Wolf Tree was a finalist for the Pat Lowther Memorial Award for the best book of poetry by a Canadian woman (2008), a finalist for the Gerald Lampert Memorial Award for the best first book of poetry by a Canadian (2008), and winner of the Aqua Books Lansdowne Poetry Prize at the Manitoba Writing and Publishing Awards. Calder was awarded the Bronwen Wallace Award in 2004.

Alison Calder is also an influential critic of Canadian literature, particularly in the field of regionalism. In 1996, she completed a PhD dissertation entitled "The Lie of the Land: Regionalism, Environmental Determinism, and the Criticism of Canadian Prairie Writing" under the direction of renowned Canadian poet and critic Frank Davey. Since then, she has published a collection of essays entitled History, Literature, and the Writing of the Canadian Prairies (2005) and edited collections by Tim Lilburn and Frederick Philip Grove.
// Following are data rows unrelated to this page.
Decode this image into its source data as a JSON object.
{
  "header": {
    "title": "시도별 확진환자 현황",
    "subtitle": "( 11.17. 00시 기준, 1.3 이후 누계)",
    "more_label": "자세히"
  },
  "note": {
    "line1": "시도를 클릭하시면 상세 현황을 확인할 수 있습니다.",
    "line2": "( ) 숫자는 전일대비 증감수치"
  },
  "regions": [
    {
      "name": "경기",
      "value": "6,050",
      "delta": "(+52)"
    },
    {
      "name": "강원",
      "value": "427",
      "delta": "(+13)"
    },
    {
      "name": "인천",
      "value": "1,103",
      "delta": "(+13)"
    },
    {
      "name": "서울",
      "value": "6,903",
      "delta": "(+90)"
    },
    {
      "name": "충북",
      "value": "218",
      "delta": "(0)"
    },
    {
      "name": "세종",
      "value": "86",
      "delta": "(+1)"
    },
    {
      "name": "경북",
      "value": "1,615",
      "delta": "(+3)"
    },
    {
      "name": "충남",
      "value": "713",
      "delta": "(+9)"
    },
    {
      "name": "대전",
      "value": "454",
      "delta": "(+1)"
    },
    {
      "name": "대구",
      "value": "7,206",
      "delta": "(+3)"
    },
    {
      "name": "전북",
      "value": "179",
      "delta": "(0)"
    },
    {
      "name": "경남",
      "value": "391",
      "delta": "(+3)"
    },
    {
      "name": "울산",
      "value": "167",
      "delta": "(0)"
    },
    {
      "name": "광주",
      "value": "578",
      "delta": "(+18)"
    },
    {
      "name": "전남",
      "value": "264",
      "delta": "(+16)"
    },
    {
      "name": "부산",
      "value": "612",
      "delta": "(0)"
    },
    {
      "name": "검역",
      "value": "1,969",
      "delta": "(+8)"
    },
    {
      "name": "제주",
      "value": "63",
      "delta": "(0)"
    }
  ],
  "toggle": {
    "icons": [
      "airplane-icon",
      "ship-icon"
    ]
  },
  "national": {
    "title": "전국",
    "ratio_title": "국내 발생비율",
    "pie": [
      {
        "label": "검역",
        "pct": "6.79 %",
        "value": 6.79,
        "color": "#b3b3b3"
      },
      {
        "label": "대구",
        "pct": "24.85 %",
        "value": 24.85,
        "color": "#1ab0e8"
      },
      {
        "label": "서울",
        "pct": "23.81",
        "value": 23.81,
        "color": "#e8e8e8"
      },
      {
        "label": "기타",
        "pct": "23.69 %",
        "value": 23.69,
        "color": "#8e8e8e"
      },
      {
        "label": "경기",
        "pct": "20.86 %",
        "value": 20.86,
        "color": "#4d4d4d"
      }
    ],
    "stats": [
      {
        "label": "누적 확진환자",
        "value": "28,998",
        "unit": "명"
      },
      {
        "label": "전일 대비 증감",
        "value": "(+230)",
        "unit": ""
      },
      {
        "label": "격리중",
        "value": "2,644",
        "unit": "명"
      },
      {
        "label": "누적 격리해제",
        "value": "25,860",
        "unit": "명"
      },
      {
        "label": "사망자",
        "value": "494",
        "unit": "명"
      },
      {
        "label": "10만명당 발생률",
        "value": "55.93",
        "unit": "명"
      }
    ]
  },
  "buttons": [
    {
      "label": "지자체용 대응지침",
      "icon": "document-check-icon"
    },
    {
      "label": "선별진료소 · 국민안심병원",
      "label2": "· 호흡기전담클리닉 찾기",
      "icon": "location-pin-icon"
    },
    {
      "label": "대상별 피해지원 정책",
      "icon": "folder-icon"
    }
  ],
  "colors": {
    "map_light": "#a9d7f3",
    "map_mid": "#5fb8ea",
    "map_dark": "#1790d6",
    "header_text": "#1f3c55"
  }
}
Alison Calder expresses concern over the death of the professional critic and the rise of the ignorant one: "Why should writers now have to aim to reach the lowest common denominator? I don't want to hear what celebrities have to say about my writing - I want to hear what readers have to say about it, and if they happen to be celebrities, that's fine too. Maybe it's good that poetry increasingly happens in small and secret places." Calder is an Associate Professor in the English Department at the University of Manitoba. She lives in Winnipeg with her husband, Warren Cariou.